Ive been on every kind of medication and even tried herbalists and i have seen every kinda doctor there is.Im fighting this alone well i thought i was until i found this website and realised im not the only one.

i am right there with you. it would be very nice. the best thing ever.

Never give up on that wish. I finally came back around after a few years of hell. Every day I must monitor my life around me and make choices to keep myself stable, and I have setbacks but after a few years of narrowing in what sets me off and how to eliminate what I can and deal with the rest, I managed to get my life back. It’s a tough road for sure, I’ve made many sacrifices and I miss the spontaneity, but never give up trying to figure out what it is that is perpetuating your symptoms and how to remedy the situation because feeling better is a greater victory than what has been lost.

tell me about it, i cant even be bothered wearing any of my nice clothes anymore i figure i feel like shit whats the point in trying to look half decent its just not a priority. sometimes i feel like having a go at the drs, why hell isnt this study more?like other diseases, how can it be so hard to fix the dam thing without turning me into a ginney pig?maybe if they suffered from it they would be more inclinded to find answers.im so sick of saying no i still got it, i dont want people to ask me anymore, i tell you if ever get rid of it people will be asking what the hells she on?why so excited!!!

Yes, it would be lovely. Even though I’m MUCH better these days, the 24/7 agony of the 8 or so months I experienced before finding the right drugs for me makes me grateful for what I’m left with.

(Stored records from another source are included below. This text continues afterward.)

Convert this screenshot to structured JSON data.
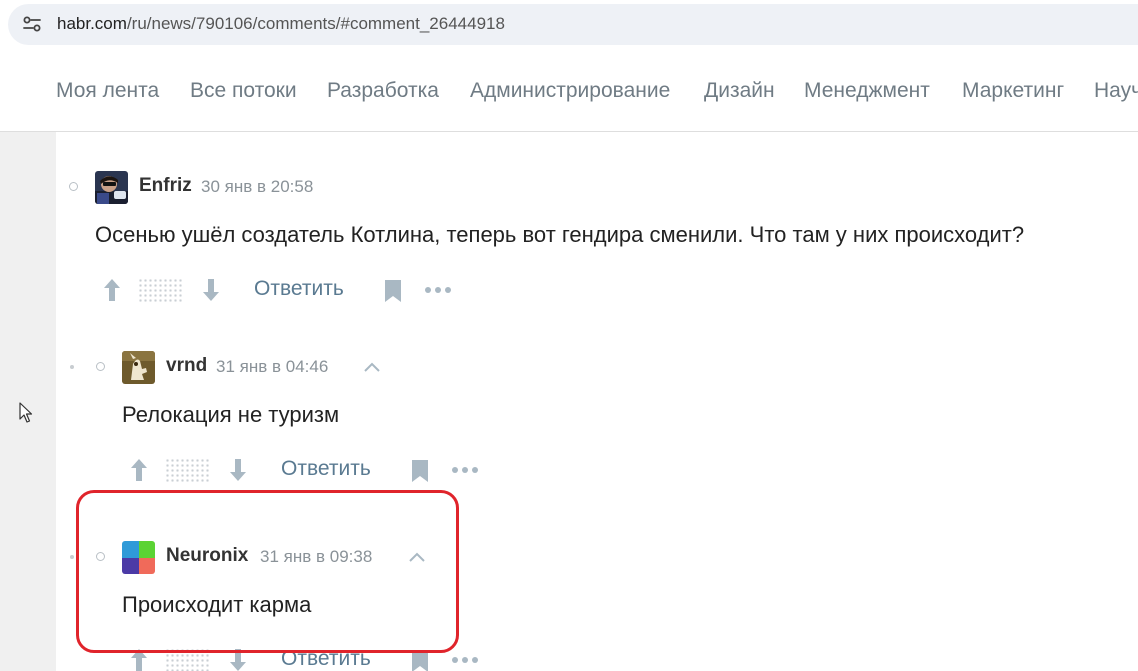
{
  "browser": {
    "url_host": "habr.com",
    "url_path": "/ru/news/790106/comments/#comment_26444918"
  },
  "nav": {
    "items": [
      "Моя лента",
      "Все потоки",
      "Разработка",
      "Администрирование",
      "Дизайн",
      "Менеджмент",
      "Маркетинг",
      "Науч"
    ]
  },
  "comments": [
    {
      "author": "Enfriz",
      "time": "30 янв в 20:58",
      "text": "Осенью ушёл создатель Котлина, теперь вот гендира сменили. Что там у них происходит?",
      "reply_label": "Ответить"
    },
    {
      "author": "vrnd",
      "time": "31 янв в 04:46",
      "text": "Релокация не туризм",
      "reply_label": "Ответить"
    },
    {
      "author": "Neuronix",
      "time": "31 янв в 09:38",
      "text": "Происходит карма",
      "reply_label": "Ответить"
    }
  ],
  "colors": {
    "highlight": "#e0242b",
    "reply_link": "#5a7a91",
    "neuronix_avatar": [
      "#5bd334",
      "#2f9ad8",
      "#4b3aa6",
      "#f06a5a"
    ]
  }
}
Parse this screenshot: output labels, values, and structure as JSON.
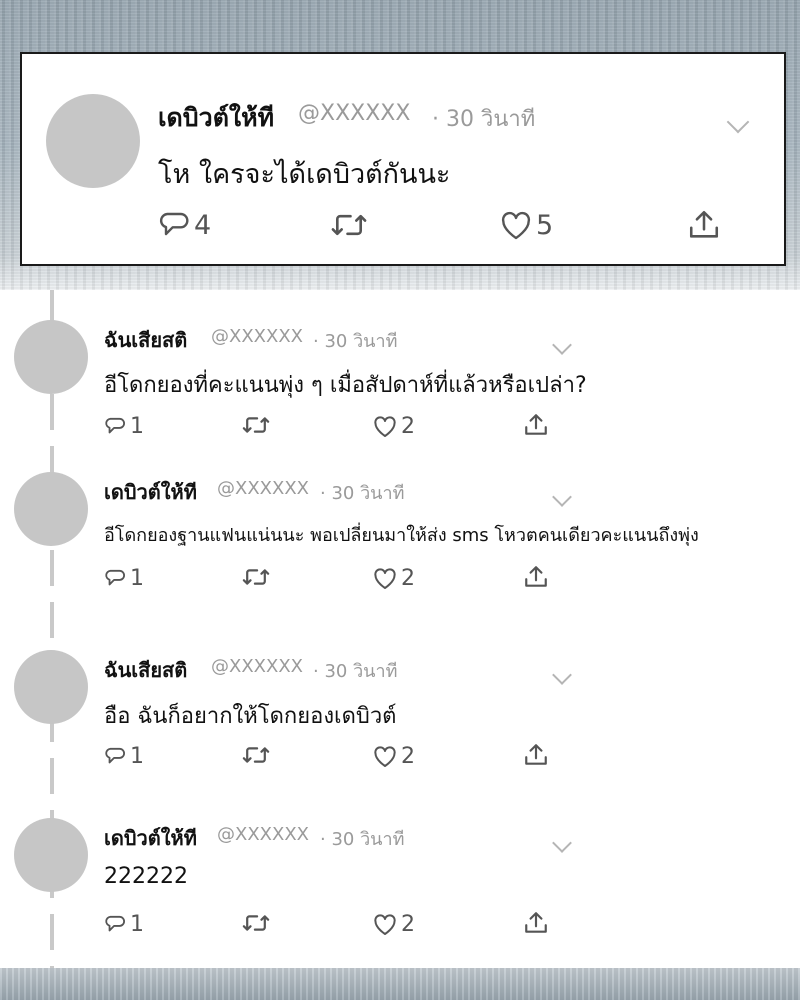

I’m so envious of the people at work who can walk and talk and not feel like they’re multitasking. So many times I’ll veer off, brush the wall, etc and try to act like it’s normal. I hate the bouncing vision, but there are days when it’s minor, and I’m SO thankful for them. Can you imagine not always having to adjust the lighting in a room or the brightness on your computer?

I took my son for a minor surgical procedure today and saw some kids who are really sick and must have had many surgeries, many medicines. I feel so grateful for my healthy kids and husband.

Keep fighting. Keep trying different drugs. I love amitriptyline + a long acting benzo (chlordiazepoxide).

— Begin quote from “dizzymingo”

Keep fighting. Keep trying different drugs. I love amitriptyline + a long acting benzo (chlordiazepoxide).

— End quote

I love Nortriptyline + Valium = my two best friends.

Dizzyblonde you are such a beautiful girl, dont give up. Have you tried any Benzos like Klonopin/Clonazepam? That stuff is like the star on top of the Christmas tree!!!